Harry Kewell gets his marching orders

In the 2010 World Cup the Australian newspapers were full of articles about the injustices handed out to the Socceroos at the hands of the referees.

Whilst there was little doubt that the Australians didn’t have much luck when it came to the refereeing decisions, to completely blame the man with the whistle for the situation is misleading and disempowering.

There are times in life when decisions go against us as well and we can easily fall into the trap of blaming external circumstances for our current situation.  Don’t fall for it!

Here are a few key life lessons that we can learn from the Socceroos’ predicament.

Focus on what you can control.  You can’t control referee decisions so to blame them for your situation is to put your future success in the hands of others, robbing you of a lot of control in your life. 

Whilst fans can debate all that they like about the decisions in both matches so far, if the Australians had played better in game one and taken their chances in game two then they would be in a much better situation. 

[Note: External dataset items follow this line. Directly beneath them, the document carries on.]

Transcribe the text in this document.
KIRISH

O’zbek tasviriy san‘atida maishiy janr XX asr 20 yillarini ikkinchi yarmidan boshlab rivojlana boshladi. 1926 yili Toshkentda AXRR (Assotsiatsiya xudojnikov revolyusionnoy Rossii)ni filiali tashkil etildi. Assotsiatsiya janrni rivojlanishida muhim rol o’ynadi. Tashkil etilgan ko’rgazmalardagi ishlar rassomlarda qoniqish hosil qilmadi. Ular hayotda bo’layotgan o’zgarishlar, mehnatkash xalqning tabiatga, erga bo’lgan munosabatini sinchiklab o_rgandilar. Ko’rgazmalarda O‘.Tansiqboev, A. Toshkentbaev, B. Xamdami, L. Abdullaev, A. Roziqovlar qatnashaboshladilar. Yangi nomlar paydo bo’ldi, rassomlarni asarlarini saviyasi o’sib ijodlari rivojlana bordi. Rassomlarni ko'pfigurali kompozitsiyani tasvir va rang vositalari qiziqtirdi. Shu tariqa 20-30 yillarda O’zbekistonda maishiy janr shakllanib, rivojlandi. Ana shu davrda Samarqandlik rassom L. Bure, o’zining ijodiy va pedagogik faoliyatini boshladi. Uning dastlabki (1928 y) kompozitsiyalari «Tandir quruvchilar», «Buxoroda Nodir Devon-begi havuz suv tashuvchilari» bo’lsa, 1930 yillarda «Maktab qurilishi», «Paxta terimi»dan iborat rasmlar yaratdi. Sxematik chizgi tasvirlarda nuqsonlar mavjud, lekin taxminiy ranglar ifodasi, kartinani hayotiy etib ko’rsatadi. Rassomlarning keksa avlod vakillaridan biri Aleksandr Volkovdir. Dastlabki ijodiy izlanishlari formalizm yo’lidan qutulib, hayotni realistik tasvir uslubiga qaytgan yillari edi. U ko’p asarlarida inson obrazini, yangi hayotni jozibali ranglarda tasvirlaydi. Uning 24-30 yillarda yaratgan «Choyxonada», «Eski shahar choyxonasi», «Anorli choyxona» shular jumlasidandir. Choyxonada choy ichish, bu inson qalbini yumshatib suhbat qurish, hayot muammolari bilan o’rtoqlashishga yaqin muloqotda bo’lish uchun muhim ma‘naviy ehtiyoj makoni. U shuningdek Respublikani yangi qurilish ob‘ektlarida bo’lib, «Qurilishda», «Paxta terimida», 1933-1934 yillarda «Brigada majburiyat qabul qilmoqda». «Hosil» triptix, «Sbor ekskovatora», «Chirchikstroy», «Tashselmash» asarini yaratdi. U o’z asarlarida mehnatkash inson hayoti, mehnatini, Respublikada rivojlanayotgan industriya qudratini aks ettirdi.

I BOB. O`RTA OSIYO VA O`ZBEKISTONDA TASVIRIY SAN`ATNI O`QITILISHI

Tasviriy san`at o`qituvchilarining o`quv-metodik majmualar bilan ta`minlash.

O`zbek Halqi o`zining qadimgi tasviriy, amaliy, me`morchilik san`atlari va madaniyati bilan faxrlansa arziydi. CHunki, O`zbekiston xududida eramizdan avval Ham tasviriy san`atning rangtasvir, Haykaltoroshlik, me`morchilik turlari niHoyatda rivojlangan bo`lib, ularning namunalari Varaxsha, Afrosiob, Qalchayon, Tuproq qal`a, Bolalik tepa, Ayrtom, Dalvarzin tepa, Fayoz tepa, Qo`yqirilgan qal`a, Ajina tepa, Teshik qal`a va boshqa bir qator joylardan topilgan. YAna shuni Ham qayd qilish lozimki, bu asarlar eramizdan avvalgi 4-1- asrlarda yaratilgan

Others will always make mistakes.  We know that, but can’t necessarily control it.  Far better to make sure that you are giving your best so that at the end of the day, you can reflect with pride on your efforts rather than point the finger at others.

Learn from your mistakes.  I really hope that the leaders within the Australian camp aren’t still complaining to themselves about the decisions that have gone against them.  That’s such a waste of energy.  Hopefully they are going through their past performances, analysing their own shortcomings and coming up with strategies to overcome them.   

 If you’re blaming others for the situation that you find yourself in, then you run the risk of not taking responsibility for your own development.

Be a victor, not a victim.  Life is 10% what happens to us and 90% how we respond.  Winners take charge of situations and take responsibility for results.  Losers fall into a victim mentality of blame and finger-pointing.

All of us have had things go against us during our lives.  You can continue to focus on these events, giving them greater power over us than they deserve, or you can develop a winning mentality that leaves the past behind and looks for opportunities to make today a great day.

I love sport and whenever Australians are playing I’ll cheer them on with enthusiasm, but I would also be disappointed if the team and their supporters put all of the blame for their predicament on external factors.  That would be a great shame that would concern me more than a couple of red cards.